The photoluminescence of two series of A- and B-site Eu3+ substituted (SrxBa1−x)2CaWyMo1−yO6 double perovskite phosphor materials, (SrxBa1−x)1.96Eu0.02K0.02CaWyMo1−yO6 and (SrxBa1−x)2Ca0.96Eu0.02Li0.02WyMo1−yO6 (x and y=0, 0.25, 0.50, 0.75, and 1), were studied systematically as a function of stoichiometry and crystal structure. The Eu3+ lattice sites controlled by co-doping with either K or Li were confirmed by Raman spectroscopy. The variation in integrated emission intensity and emission colour over the experimental matrix was examined using statistical tools, and the observed trends were rationalized based on the physical and electronic structure of the phosphors.

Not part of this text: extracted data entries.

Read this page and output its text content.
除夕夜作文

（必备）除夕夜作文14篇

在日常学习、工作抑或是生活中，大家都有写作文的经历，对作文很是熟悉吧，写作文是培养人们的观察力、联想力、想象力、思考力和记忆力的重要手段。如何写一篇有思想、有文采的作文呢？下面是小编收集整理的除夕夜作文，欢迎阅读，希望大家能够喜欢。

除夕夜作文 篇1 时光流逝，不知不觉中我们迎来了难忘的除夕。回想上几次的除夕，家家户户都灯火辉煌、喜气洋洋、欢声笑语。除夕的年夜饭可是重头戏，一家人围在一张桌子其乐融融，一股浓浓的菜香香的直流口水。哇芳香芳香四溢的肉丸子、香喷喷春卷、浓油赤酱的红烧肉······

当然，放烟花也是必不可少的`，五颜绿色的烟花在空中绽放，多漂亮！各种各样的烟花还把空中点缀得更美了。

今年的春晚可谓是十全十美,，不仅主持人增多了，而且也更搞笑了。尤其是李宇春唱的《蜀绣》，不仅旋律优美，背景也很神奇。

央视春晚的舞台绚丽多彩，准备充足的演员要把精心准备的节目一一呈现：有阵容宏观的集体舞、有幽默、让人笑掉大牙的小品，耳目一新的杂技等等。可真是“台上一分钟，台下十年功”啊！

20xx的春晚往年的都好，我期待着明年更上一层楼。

Phosphors with Eu on B-site with maximum Sr content had remarkably higher emission intensities than all other materials, but the emission was more orange than red due to domination of the 5D0–7F1 (595nm) transition of Eu3+. The relative intensities of the 5D0–7F2 (615nm) and 5D0–7F1 transitions of Eu3+, and thus the red-shift of the emission, decreased linearly with increasing Sr content in the A-site Eu-substituted phosphors, and reached a maximum for Sr1.96Eu0.02K0.02CaW0.25Mo0.75O6. A maximum external quantum efficiency of 17% was obtained for the phosphor Sr2Ca0.7Eu0.15Li0.15W0.5Mo0.5O6 with Eu on B-site.